Âgée de 42 ans, Laor a encore beaucoup de travail devant elle. Et cela promet d’être difficile : les commentaires rabbiniques qu’elle utilise pour s’informer et s’inspirer sur la manière de représenter les femmes bibliques ne donnent pas beaucoup de détails. Dans certains cas, la seule information disponible dans le texte biblique est le nom de la femme. Elle doit inventer un propre commentaire visuel à partir de rien.
« Le travail individuel qui va dans la mise en place de chaque personnage, le besoin fondamental d’avoir des informations et de mener des recherches avant chaque photographie, la préparation et la recherche constantes de détails – et tout cela avant même que je pense à prendre mon appareil photo », a écrit Laor dans l’introduction de son livre, qui propose des textes en hébreu et en anglais avec ses photographies.
De manière très intéressante, Laor, qui pourrait assez facilement prendre la plupart de ses photos dans les endroits où les histoires bibliques ont eu lieu, a choisi de ne pas le faire. Au lieu de cela, elle prend ses photos exclusivement dans différents endroits du plateau du Golan, où elle vit à Givat Yoav avec son mari et ses trois enfants.
« Le Golan est ma maison. Je l’aime, cela représente pour moi un défi technique et artistique », a-t-il déclaré.
« La magnificence du Golan me donne un paysage unique et varié : la sécheresse représente le désert, le vert représente la fertilité et la jeunesse, et les montagnes complètement nues font penser à la mort », a écrit Laor dans son introduction.
Pour chaque photo, Laor repère l’endroit parfait et réfléchit à quelle saison et quel moment de la journée serait le meilleur pour la métaphore visuelle qu’elle souhaite créer et l’histoire qu’elle veut raconter. Elle doit y penser précisément, et longtemps en avance, en prenant en compte chaque détail. Elle fabrique les costumes à la main, en drapant ses modèles dans des tissus colorés et en les attachant avec des épingles.
Plus intéressée par représenter les femmes bibliques dans un style Renaissance qui les fait ressembler à d’anciens levantins, Laor ne recherche pas forcément l’authenticité historique. Au départ, elle a demandé à des amies et à des proches de servir de modèles.

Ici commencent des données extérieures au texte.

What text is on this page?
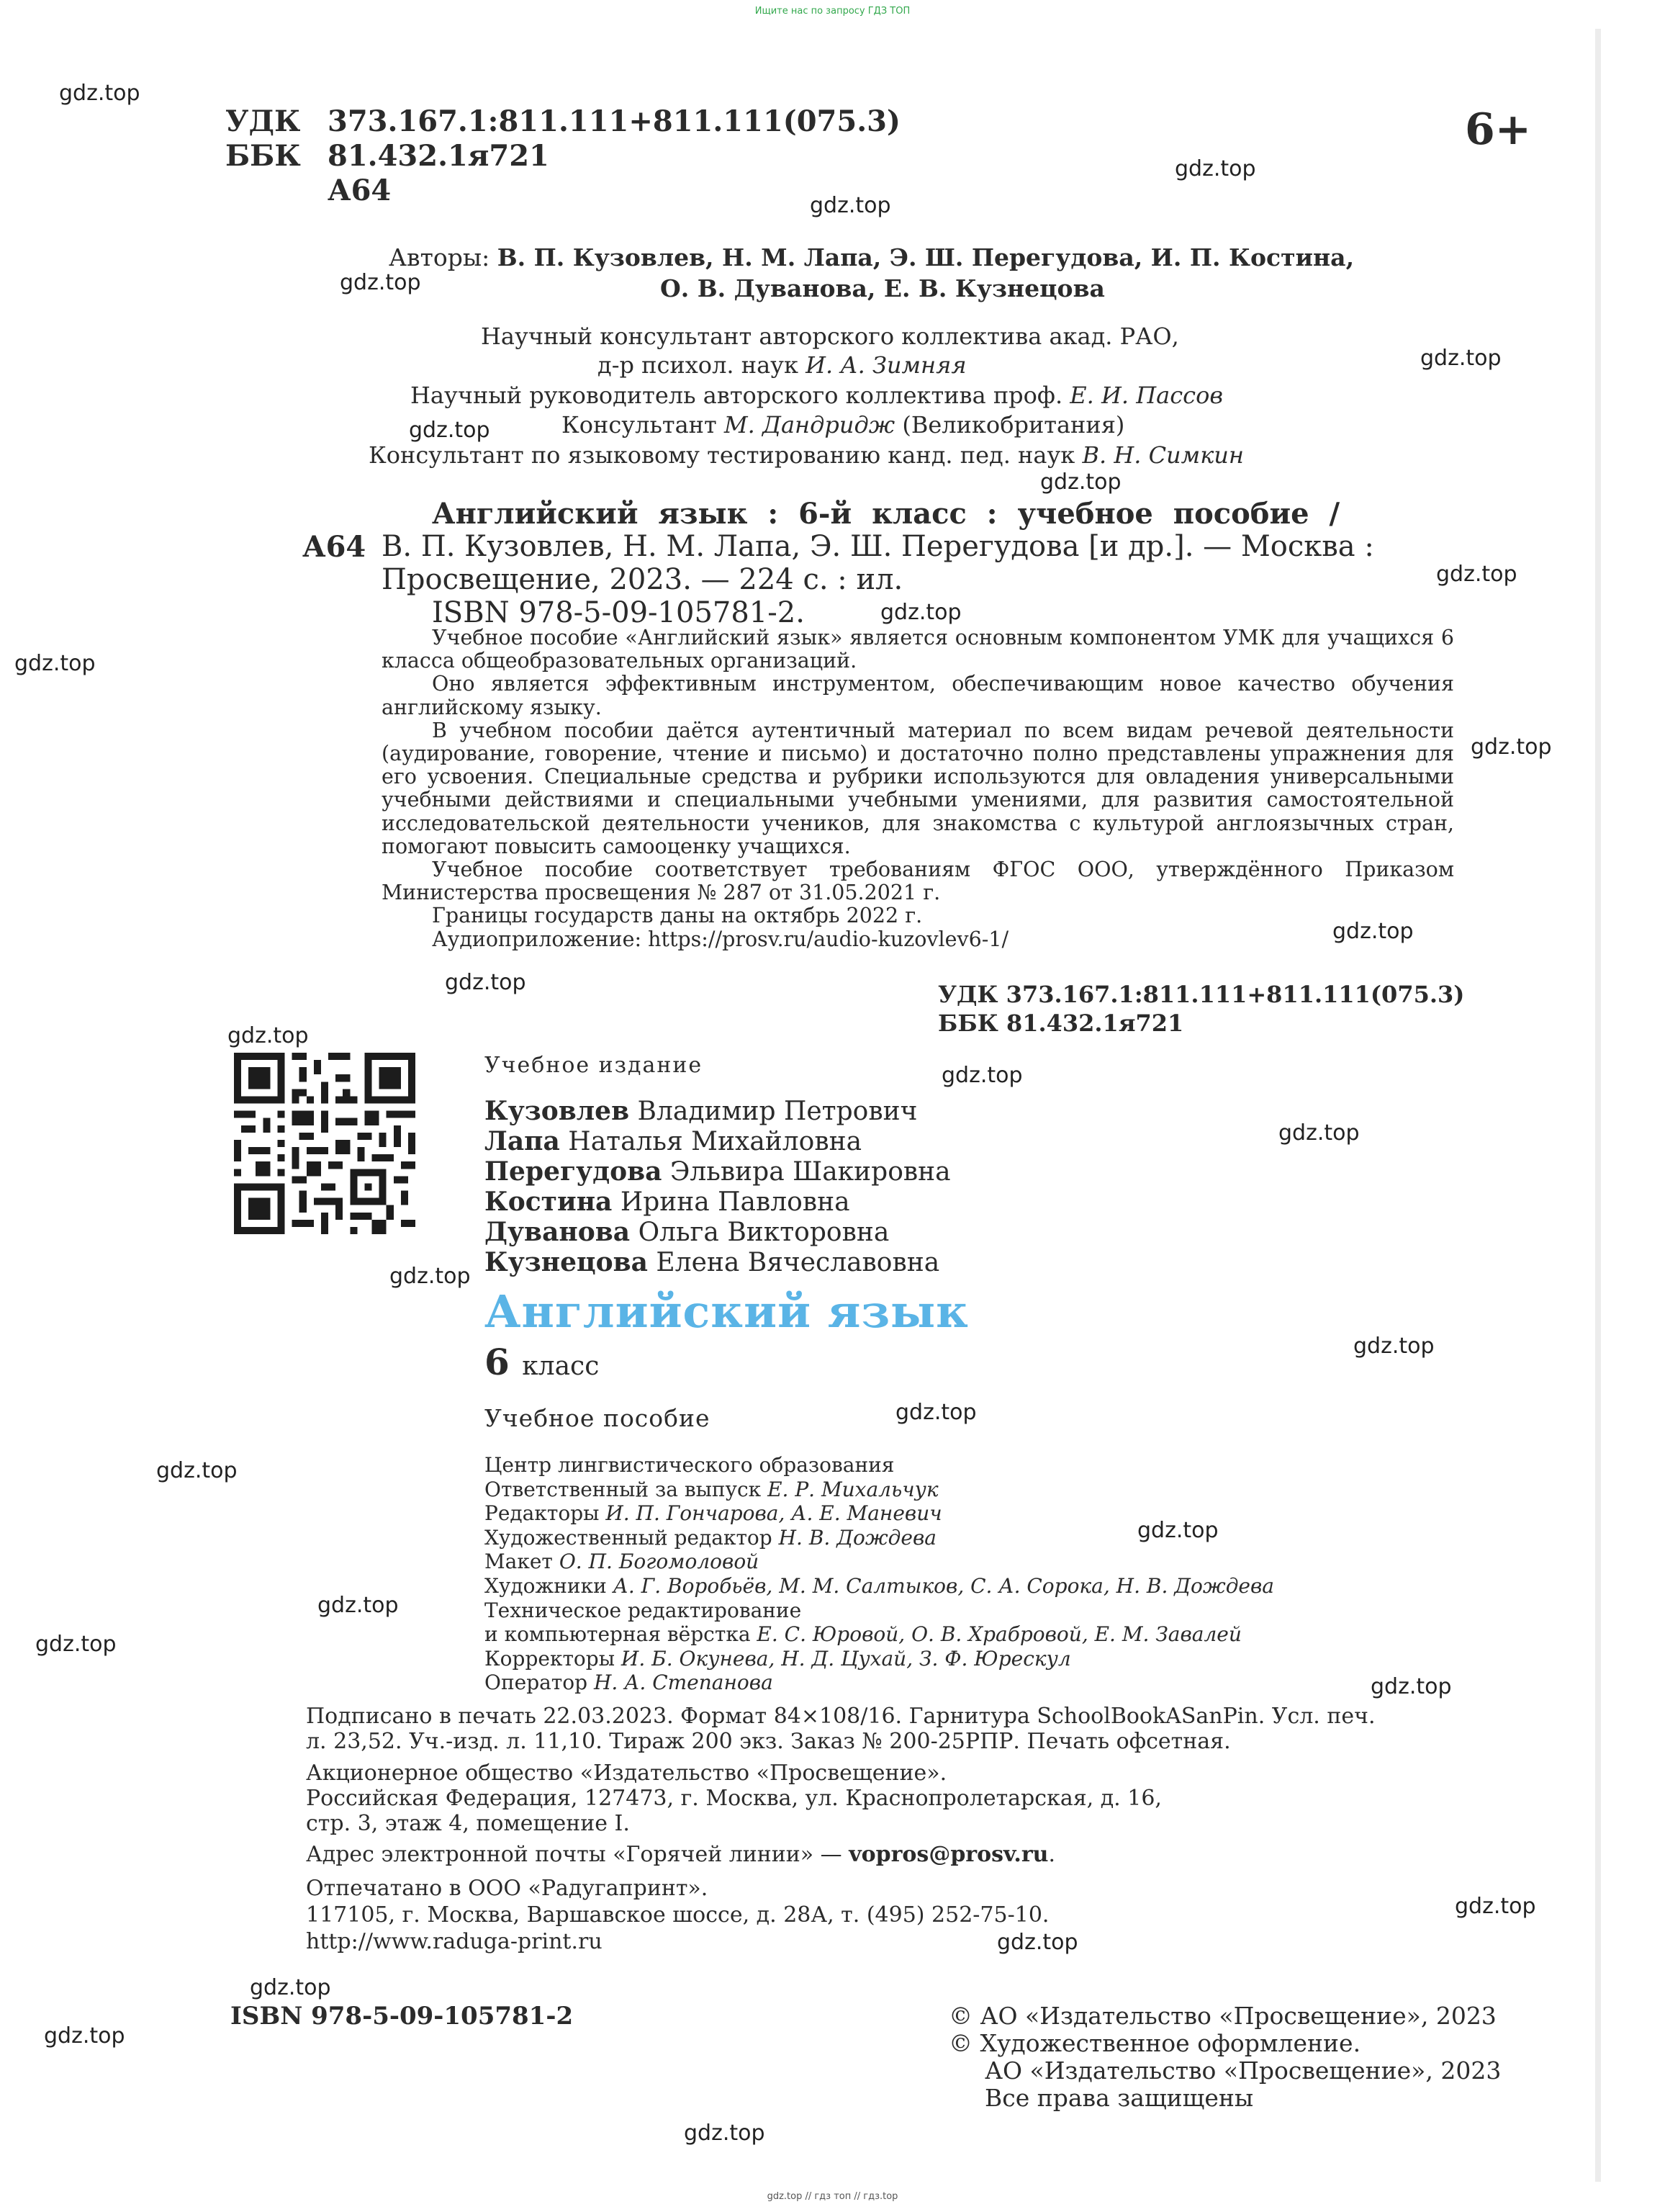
Ищите нас по запросу ГДЗ ТОП
УДК 373.167.1:811.111+811.111(075.3)
ББК 81.432.1я721
А64
6+
Авторы: В. П. Кузовлев, Н. М. Лапа, Э. Ш. Перегудова, И. П. Костина,
О. В. Дуванова, Е. В. Кузнецова
Научный консультант авторского коллектива акад. РАО,
д-р психол. наук И. А. Зимняя
Научный руководитель авторского коллектива проф. Е. И. Пассов
Консультант М. Дандридж (Великобритания)
Консультант по языковому тестированию канд. пед. наук В. Н. Симкин
Английский язык : 6-й класс : учебное пособие /
А64 В. П. Кузовлев, Н. М. Лапа, Э. Ш. Перегудова [и др.]. — Москва :
Просвещение, 2023. — 224 с. : ил.
ISBN 978-5-09-105781-2.

Учебное пособие «Английский язык» является основным компонентом УМК для учащихся 6 класса общеобразовательных организаций.

Оно является эффективным инструментом, обеспечивающим новое качество обучения английскому языку.

В учебном пособии даётся аутентичный материал по всем видам речевой деятельности (аудирование, говорение, чтение и письмо) и достаточно полно представлены упражнения для его усвоения. Специальные средства и рубрики используются для овладения универсальными учебными действиями и специальными учебными умениями, для развития самостоятельной исследовательской деятельности учеников, для знакомства с культурой англоязычных стран, помогают повысить самооценку учащихся.

Учебное пособие соответствует требованиям ФГОС ООО, утверждённого Приказом Министерства просвещения № 287 от 31.05.2021 г.

Границы государств даны на октябрь 2022 г.

Аудиоприложение: https://prosv.ru/audio-kuzovlev6-1/

УДК 373.167.1:811.111+811.111(075.3)
ББК 81.432.1я721
Учебное издание
Кузовлев Владимир Петрович
Лапа Наталья Михайловна
Перегудова Эльвира Шакировна
Костина Ирина Павловна
Дуванова Ольга Викторовна
Кузнецова Елена Вячеславовна
Английский язык
6 класс
Учебное пособие
Центр лингвистического образования
Ответственный за выпуск Е. Р. Михальчук
Редакторы И. П. Гончарова, А. Е. Маневич
Художественный редактор Н. В. Дождева
Макет О. П. Богомоловой
Художники А. Г. Воробьёв, М. М. Салтыков, С. А. Сорока, Н. В. Дождева
Техническое редактирование
и компьютерная вёрстка Е. С. Юровой, О. В. Храбровой, Е. М. Завалей
Корректоры И. Б. Окунева, Н. Д. Цухай, З. Ф. Юрескул
Оператор Н. А. Степанова
Подписано в печать 22.03.2023. Формат 84×108/16. Гарнитура SchoolBookASanPin. Усл. печ.
л. 23,52. Уч.-изд. л. 11,10. Тираж 200 экз. Заказ № 200-25РПР. Печать офсетная.
Акционерное общество «Издательство «Просвещение».
Российская Федерация, 127473, г. Москва, ул. Краснопролетарская, д. 16,
стр. 3, этаж 4, помещение I.
Адрес электронной почты «Горячей линии» — vopros@prosv.ru.
Отпечатано в ООО «Радугапринт».
117105, г. Москва, Варшавское шоссе, д. 28А, т. (495) 252-75-10.
http://www.raduga-print.ru
ISBN 978-5-09-105781-2	© АО «Издательство «Просвещение», 2023
© Художественное оформление.
АО «Издательство «Просвещение», 2023
Все права защищены
gdz.top
gdz.top
gdz.top
gdz.top
gdz.top
gdz.top
gdz.top
gdz.top
gdz.top
gdz.top
gdz.top
gdz.top
gdz.top
gdz.top
gdz.top
gdz.top
gdz.top
gdz.top
gdz.top
gdz.top
gdz.top
gdz.top
gdz.top
gdz.top
gdz.top
gdz.top
gdz.top
gdz.top
gdz.top
gdz.top // гдз топ // гдз.top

Plus récemment, son groupe de modèles s’est élargi. La photographe a même embarqué dans l’aventure une femme qu’elle a rencontrée quand les deux femmes se sont percutées au cours d’un petit accrochage pour faire le portrait de la Reine de Sheba. (Dans cette photo, on peut voir la femme tremper son orteil, alors qu’elle confond le plancher en verre du palais du Roi Salomon avec de l’eau, selon la légende). Dans une photo, avec ses longs cheveux blonds et alors qu’elle porte une jupe bleue qui ondule, Laor elle-même pose devant un paysage marron comme Hannah, la mère stérile du prophète Samuel.
Laor a déclaré que ses photos les plus difficiles étaient celles avec des animaux. « Je m’en tire toujours avec quelques égratignures et des bleus, mais ça en vaut la peine », a-t-elle déclaré.
Pour sa photo de Batsheba, Laor a dû attendre un an jusqu’à ce qu’un corbeau blessé fasse son apparition dans un zoo local. Elle voulait que le corbeau (qui ne pourrait pas s’envoler) soit posé sur une pierre dans la photo – une référence à la légende rabbinique selon laquelle l’oiseau, qui représente le diable, est venu tenter le roi David.
Jusqu’à présent, sa photographie d’Eve, qui a nécessité un serpent de 70 kg, a été son plus grand défi.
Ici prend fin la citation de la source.